ReadyToRun Platform Native Envelope

Up through .NET 10, ReadyToRun (R2R) uses the Windows PE format as the native envelope on every platform. Non‑Windows platforms therefore load a PE file with the .NET loader performing the required fixups and code activation.

In .NET 11, we plan to start adding support beyond the PE format. We will target support for: - Composite R2R only - Mach-O object files emitted by crossgen2 - Runtime using a composite R2R image that is a Mach-O shared library - Linking the object files into a shared library is expected to be handled by the SDK and is not covered in this document.

The tentative high-level design is outlined below.
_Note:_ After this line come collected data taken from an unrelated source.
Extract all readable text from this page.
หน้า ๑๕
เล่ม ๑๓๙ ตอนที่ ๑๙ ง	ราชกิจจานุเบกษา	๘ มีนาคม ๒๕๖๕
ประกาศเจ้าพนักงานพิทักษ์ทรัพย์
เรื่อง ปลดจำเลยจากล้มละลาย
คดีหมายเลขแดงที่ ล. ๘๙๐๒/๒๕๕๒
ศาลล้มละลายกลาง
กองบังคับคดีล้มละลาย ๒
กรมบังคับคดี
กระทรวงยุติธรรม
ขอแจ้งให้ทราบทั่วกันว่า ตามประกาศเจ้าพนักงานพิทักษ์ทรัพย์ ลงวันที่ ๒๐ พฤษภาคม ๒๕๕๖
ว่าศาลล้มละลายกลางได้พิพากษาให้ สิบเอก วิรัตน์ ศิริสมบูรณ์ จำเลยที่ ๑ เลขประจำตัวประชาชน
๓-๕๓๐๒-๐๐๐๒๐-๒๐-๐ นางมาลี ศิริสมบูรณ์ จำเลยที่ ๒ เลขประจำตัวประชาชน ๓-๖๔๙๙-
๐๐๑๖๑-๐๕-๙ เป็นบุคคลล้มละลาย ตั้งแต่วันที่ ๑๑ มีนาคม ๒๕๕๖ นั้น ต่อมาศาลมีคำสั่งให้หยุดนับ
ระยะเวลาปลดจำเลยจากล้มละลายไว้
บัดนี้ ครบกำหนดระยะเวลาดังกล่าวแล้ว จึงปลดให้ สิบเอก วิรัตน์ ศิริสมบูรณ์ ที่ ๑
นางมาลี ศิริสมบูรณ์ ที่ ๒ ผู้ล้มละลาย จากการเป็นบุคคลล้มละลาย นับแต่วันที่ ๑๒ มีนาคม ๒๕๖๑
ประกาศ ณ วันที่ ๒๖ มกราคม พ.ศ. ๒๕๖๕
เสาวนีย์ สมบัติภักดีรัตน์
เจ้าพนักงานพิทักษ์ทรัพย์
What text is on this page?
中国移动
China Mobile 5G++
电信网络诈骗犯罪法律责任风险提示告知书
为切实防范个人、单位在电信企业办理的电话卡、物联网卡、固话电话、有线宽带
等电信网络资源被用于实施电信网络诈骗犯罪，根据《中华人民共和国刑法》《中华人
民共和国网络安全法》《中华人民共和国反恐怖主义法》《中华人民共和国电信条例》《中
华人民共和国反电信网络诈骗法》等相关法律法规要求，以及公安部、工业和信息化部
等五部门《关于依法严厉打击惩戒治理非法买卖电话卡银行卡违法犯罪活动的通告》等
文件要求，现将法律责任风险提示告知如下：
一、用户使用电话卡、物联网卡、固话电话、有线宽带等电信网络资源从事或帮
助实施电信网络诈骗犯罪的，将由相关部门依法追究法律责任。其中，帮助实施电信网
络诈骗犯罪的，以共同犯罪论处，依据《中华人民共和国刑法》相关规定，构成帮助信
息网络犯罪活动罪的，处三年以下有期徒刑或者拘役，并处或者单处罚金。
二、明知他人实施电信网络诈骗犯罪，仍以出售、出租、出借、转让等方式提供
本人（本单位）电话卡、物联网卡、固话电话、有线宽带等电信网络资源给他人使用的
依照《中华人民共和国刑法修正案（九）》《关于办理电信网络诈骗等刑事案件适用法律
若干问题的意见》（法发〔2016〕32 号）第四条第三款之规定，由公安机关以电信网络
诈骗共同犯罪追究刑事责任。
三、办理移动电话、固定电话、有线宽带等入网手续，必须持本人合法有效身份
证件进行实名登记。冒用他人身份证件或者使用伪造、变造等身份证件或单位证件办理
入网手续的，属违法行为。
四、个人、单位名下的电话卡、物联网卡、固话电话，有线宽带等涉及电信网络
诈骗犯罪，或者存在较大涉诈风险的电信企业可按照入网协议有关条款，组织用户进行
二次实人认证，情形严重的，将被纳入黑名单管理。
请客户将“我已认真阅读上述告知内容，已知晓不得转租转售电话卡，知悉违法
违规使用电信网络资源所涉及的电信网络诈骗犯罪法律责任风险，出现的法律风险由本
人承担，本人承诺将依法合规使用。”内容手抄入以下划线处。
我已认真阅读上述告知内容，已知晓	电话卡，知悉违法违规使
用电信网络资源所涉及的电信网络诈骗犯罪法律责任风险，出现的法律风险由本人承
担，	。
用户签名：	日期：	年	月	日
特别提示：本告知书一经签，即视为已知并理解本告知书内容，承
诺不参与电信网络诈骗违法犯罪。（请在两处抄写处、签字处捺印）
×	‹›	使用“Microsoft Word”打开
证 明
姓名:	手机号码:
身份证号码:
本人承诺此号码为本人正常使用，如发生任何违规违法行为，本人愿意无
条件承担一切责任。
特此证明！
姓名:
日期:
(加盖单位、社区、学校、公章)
As we implement this support, this document should be updated with more details and the ReadyToRun overview and ReadyToRun format should be updated to reflect the changes.

crossgen2: producing Mach-O object files

Mach‑O support will only be supported for composite ReadyToRun when the target OS is macOS. It will be opt-in via a new crossgen2 flag:

--obj-format macho

crossgen2 will:

Produce a Mach-O object file as the composite R2R image with the RTR_HEADER export for the READYTORUN_HEADER.
Mark each input IL assembly as a component R2R assembly: READYTORUN_FLAG_COMPONENT.
Mark each input IL assembly with a new flag indicating that the associated composite image is in the platform-native format: READYTORUN_FLAG_PLATFORM_NATIVE_IMAGE

crossgen2 does not produce the final shared library. A separate SDK / build linking step must preserve the RTR_HEADER export in the final dylib.

Mach-O Emitter Decisions

There's a few cases in the R2R format that are not natively represented in the Mach-O format that have to be emulated. This section will describe some of the design decisions for the Mach-O R2R format.

Sections

Data moved out of __TEXT,__text:

Precompiled managed code has been moved into __TEXT,__managedcode. __TEXT,__text gets special treatment by the linker and __TEXT,__managedcode matches NativeAOT.
Read-only data such as jump tables, CLR metadata, Win32 Resources, managed unwind info, gc info, and the R2R headers are moved to __TEXT,__const

Data that stays in the corresponding locations as the PE envelope:

Read-write data, such as fixup tables: __DATA,__data
Import thunks: __TEXT,__text

Relocations

Symbol ranges are represented differently in Mach-O than other platforms. Apple linkers have issues when multiple symbols are defined at the same location. Additionally, the Mach format natively supports a "subtractor" reloc to represent the distance between two symbols. As a result, we can represent the start of the symbol range as the start symbol of the range. We can represent the size of the range we can represent as "end symbol location - start symbol location + end symbol size".

Base Symbol and RVAs

The R2R format, like the PE format, is heavily based around having RVAs emitted into the image that can be added to the base symbol of the image. The COFF object file format natively supports such a concept, and the PE format uses such a concept in the PE header. However, other formats do not natively support such a concept.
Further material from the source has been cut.